The Pacific Branch of the Veteran’s Administration originally opened in 1888 on 713 treeless acres located less than 20 miles from Malibu, with the mission of caring for “disabled volunteer soldiers west of the Rocky Mountains.” The facilities included housing, a hospital and a cemetery.

Initially referred to as the Sawtelle Veterans Home or the Old Soldier’s Home. More than 1,000 veterans, mainly from the Civil War, resided there. 

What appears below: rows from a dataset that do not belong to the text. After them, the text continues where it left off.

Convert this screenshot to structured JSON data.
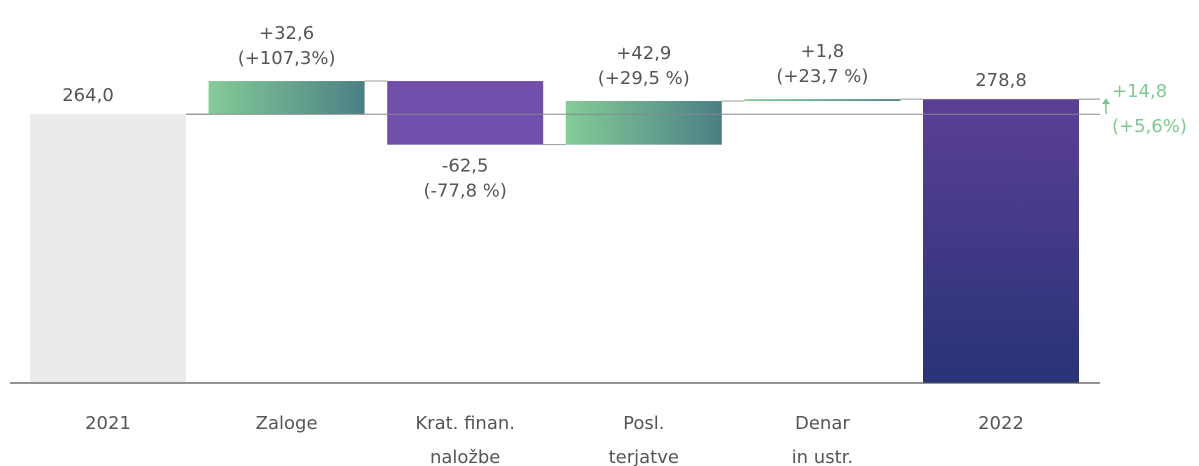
{
  "chart_data": {
    "type": "waterfall",
    "categories": [
      [
        "2021"
      ],
      [
        "Zaloge"
      ],
      [
        "Krat. finan.",
        "naložbe"
      ],
      [
        "Posl.",
        "terjatve"
      ],
      [
        "Denar",
        "in ustr."
      ],
      [
        "2022"
      ]
    ],
    "values": [
      264.0,
      32.6,
      -62.5,
      42.9,
      1.8,
      278.8
    ],
    "value_labels": [
      "264,0",
      "+32,6",
      "-62,5",
      "+42,9",
      "+1,8",
      "278,8"
    ],
    "percent_labels": [
      null,
      "(+107,3%)",
      "(-77,8 %)",
      "(+29,5 %)",
      "(+23,7 %)",
      null
    ],
    "totals": [
      true,
      false,
      false,
      false,
      false,
      true
    ],
    "colors": {
      "start_total": "#ecebe9",
      "end_total": [
        "#5b3f97",
        "#283378"
      ],
      "increase": [
        "#84cc98",
        "#4b7f84"
      ],
      "decrease": "#7150ab",
      "net": "#7cc98f"
    },
    "net_change": {
      "value": 14.8,
      "label": "+14,8",
      "percent_label": "(+5,6%)"
    }
  }
}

In 1900, admission was extended to all honorably discharged officers, soldiers and sailors who served in regular or volunteer forces of the U.S. in any war who were disabled, had no adequate means of support and were incapable of earning a living. Congress later extended eligibility to soldiers who “served against hostile Indians” in 1908; in 1909, eligibility expanded again to cover veterans who served in the Philippines, China and Alaska.

After World Wars I and II, the facility had to shift gears to care for young soldiers rather than old ones. For decades, thousands of veterans lived there. Shortly after the Korean War, nearly 5,000 veterans called the campus home. But after the 1971 Sylmar earthquake caused structural damage 50 years ago, officials began transitioning the VA campus away from housing and into a condensed healthcare and research campus.

“No one who served our country should ever go without housing,” Lieu said in a prepared statement. “I’m proud that our bill to expand the West LA VA campus’s ability to provide housing for homeless veterans has been signed by the president.”

Lieu and Feinstein are also working on ways to get funding for retrofitting existing buildings to meet current earthquake standards. In addition, they’re calling on new VA Secretary Denis McDonough to put West LA VA at the top of his priorities, visit the campus soon and lend his support. They would like to see more wraparound services for homeless veterans on the campus, including job training, counseling and health care; and programs aimed at battling PTSD, substance abuse and other mental health conditions.

As a veteran himself, Lieu has a soft spot for veterans’ issues. He was active duty in the U.S. Air Force Judge Advocate General Corps from 1995 to 1999; and has served in the Air Force Reserve Command since 2000, with the rank of colonel since 2015.